Bowing a bit to the passage of time, the producers have replaced the key original voices, which included, somewhat unexpectedly, Mel Gibson in this otherwise very British production. This time, Thandiwe Newton and Zachary Levi serve as Ginger and Rocky, who not only survived and escaped from Tweedy’s Farm to a safe refuge but who in short order have and raise a daughter, Molly (“The Last of Us” star Bella Ramsey).
Life seems to be about as good as it can, but in movie terms, where’s the fun in that? So the chickens soon face a new threat from an industrialized plant that churns out chickens (or parts thereof), luring them to their wide-eyed doom with the promise of a kind of theme park that essentially hypnotizes them.

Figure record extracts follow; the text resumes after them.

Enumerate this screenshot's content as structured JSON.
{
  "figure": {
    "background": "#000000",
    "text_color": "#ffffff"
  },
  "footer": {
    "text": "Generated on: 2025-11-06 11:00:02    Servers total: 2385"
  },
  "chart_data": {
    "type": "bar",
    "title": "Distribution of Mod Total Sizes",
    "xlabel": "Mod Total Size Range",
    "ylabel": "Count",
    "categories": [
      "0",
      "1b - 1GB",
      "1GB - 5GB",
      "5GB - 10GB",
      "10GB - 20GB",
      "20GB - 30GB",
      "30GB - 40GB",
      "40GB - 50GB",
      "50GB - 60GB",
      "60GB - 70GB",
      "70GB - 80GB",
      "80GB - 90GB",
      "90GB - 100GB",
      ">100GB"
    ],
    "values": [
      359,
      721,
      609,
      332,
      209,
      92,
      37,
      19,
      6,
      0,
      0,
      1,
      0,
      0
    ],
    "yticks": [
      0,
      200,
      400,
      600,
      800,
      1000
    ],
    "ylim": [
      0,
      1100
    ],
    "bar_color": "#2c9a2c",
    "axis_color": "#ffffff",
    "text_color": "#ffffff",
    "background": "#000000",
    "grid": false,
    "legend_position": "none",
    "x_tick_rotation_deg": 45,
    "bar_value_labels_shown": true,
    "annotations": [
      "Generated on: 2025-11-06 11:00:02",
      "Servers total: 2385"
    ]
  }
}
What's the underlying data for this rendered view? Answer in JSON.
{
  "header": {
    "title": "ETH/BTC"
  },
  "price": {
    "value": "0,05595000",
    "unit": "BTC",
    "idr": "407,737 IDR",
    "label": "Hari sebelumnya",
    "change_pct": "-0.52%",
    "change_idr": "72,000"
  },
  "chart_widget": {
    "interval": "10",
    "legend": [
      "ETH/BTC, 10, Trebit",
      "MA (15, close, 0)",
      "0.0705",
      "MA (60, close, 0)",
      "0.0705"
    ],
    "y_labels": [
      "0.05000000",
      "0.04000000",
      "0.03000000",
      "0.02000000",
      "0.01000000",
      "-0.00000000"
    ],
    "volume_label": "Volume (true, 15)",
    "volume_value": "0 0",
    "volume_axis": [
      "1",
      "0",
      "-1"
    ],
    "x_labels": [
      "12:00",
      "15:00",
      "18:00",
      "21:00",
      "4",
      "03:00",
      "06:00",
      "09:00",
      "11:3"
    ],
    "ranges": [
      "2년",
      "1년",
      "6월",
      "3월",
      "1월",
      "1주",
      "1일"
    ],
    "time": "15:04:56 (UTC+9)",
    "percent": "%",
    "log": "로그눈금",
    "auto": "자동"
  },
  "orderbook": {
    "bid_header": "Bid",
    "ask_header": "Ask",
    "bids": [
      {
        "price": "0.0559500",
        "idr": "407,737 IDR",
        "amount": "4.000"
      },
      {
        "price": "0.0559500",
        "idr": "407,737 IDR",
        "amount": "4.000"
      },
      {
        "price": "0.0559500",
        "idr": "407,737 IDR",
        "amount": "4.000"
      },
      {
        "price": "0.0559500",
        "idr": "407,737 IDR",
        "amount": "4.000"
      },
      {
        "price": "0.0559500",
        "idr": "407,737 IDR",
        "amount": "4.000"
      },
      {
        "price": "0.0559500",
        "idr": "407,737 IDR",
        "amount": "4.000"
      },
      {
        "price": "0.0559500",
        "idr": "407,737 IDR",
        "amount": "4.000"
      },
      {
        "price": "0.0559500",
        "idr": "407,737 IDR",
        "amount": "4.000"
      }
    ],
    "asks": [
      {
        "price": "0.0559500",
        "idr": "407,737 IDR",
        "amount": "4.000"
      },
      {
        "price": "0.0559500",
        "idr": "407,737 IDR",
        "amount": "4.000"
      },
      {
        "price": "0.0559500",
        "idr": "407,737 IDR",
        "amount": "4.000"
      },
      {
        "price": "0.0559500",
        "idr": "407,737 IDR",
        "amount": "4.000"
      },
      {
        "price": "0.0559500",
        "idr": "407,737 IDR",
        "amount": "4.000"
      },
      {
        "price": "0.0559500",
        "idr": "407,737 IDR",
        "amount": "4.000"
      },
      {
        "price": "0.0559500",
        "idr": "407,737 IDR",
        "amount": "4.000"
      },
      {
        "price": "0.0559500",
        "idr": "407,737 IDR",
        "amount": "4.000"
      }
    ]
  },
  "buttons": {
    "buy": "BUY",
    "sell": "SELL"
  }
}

The spunky Ginger isn’t about to take this threat lying (or laying) down, and Molly shares some of mom’s grit. That alters the dynamic from fleeing danger in the earlier movie to stepping up to face it, however improbable and mismatched that fight might be.

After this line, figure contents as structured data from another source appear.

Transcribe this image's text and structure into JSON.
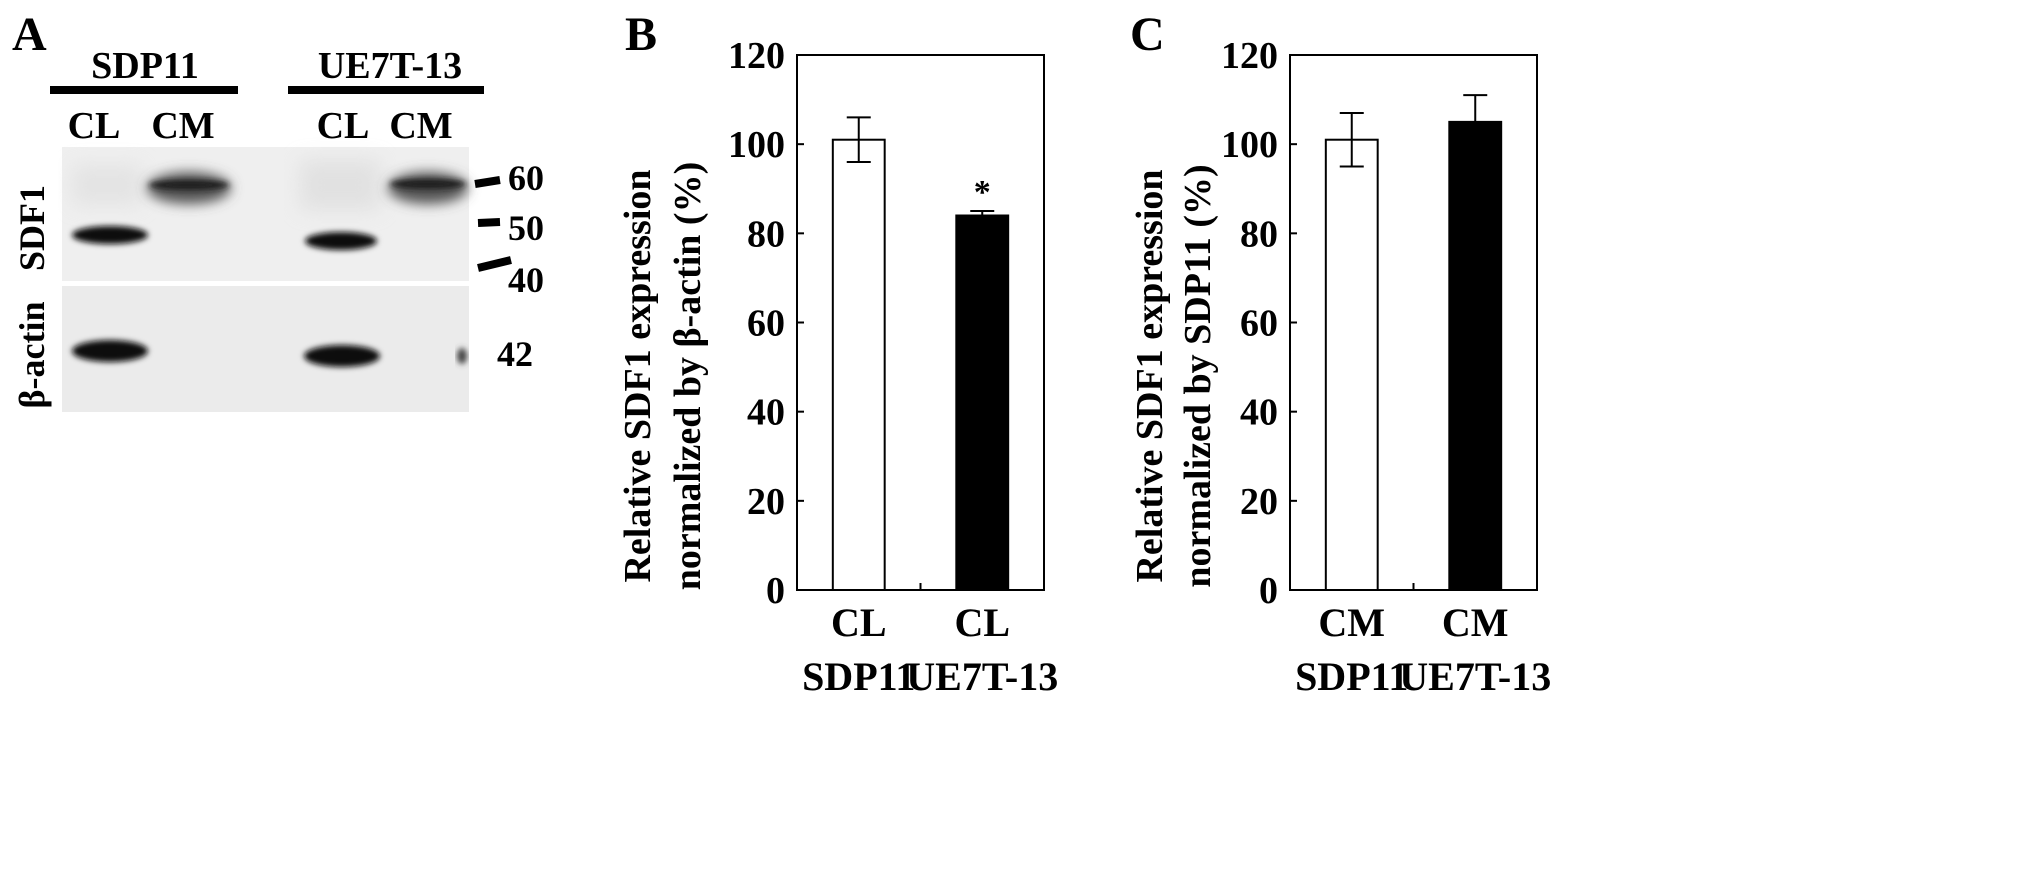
{
  "panels": {
    "A": {
      "letter": "A",
      "groups": [
        "SDP11",
        "UE7T-13"
      ],
      "lanes": [
        "CL",
        "CM",
        "CL",
        "CM"
      ],
      "row_labels": [
        "SDF1",
        "β-actin"
      ],
      "markers": [
        "60",
        "50",
        "40"
      ],
      "actin_marker": "42"
    },
    "B": {
      "letter": "B"
    },
    "C": {
      "letter": "C"
    }
  },
  "chart_data": [
    {
      "panel": "B",
      "type": "bar",
      "ylabel_lines": [
        "Relative SDF1 expression",
        "normalized by  β-actin  (%)"
      ],
      "categories": [
        [
          "CL",
          "SDP11"
        ],
        [
          "CL",
          "UE7T-13"
        ]
      ],
      "values": [
        101,
        84
      ],
      "errors": [
        5,
        1
      ],
      "bar_colors": [
        "#ffffff",
        "#000000"
      ],
      "annotations": [
        "",
        "*"
      ],
      "ylim": [
        0,
        120
      ],
      "yticks": [
        0,
        20,
        40,
        60,
        80,
        100,
        120
      ],
      "grid": false
    },
    {
      "panel": "C",
      "type": "bar",
      "ylabel_lines": [
        "Relative SDF1 expression",
        "normalized by SDP11 (%)"
      ],
      "categories": [
        [
          "CM",
          "SDP11"
        ],
        [
          "CM",
          "UE7T-13"
        ]
      ],
      "values": [
        101,
        105
      ],
      "errors": [
        6,
        6
      ],
      "bar_colors": [
        "#ffffff",
        "#000000"
      ],
      "annotations": [
        "",
        ""
      ],
      "ylim": [
        0,
        120
      ],
      "yticks": [
        0,
        20,
        40,
        60,
        80,
        100,
        120
      ],
      "grid": false
    }
  ]
}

The chickens and their friends face a new threat in “Chicken Run: Dawn of the Nugget.”Aardman//Netflix
Some of the stately actors do reprise their roles (Imelda Staunton and Miranda Richardson among them), in a movie directed by Sam Fell (“ParaNorman”) from a screenplay credited to Karey Kirkpatrick and John O’Farrell (who worked on the original) and Rachel Tunnard.
Still, while Aardman’s stop-motion approach, featured on projects like “Wallace & Gromit” and “Shaun the Sheep” (as well as less-successful larks like “Early Man”), retains its old-school appeal and visual distinctiveness in an age of computer-generated animation, the story plays like a rather tired excuse to redo the first story with a few cosmetic tweaks, hoping to tap into adult nostalgia while potentially attracting a new generation of kids.
Of course, major studios regularly do just that, but Aardman has always had the advantage of being a quirkier, more boutique operation. Consider it a sign of the times, too, that while “Chicken Run” strutted its stuff at the theatrical box office, the sequel finds a home on Netflix, where, conveniently, subscribers can also find the earlier movie.
That might be reason enough based on streaming math to punch up “Dawn of the Nugget,” but in terms of whether that cluck down memory lane will pay off, Netflix would be well advised to heed that old, sage advice about not counting chickens before they’re hatched.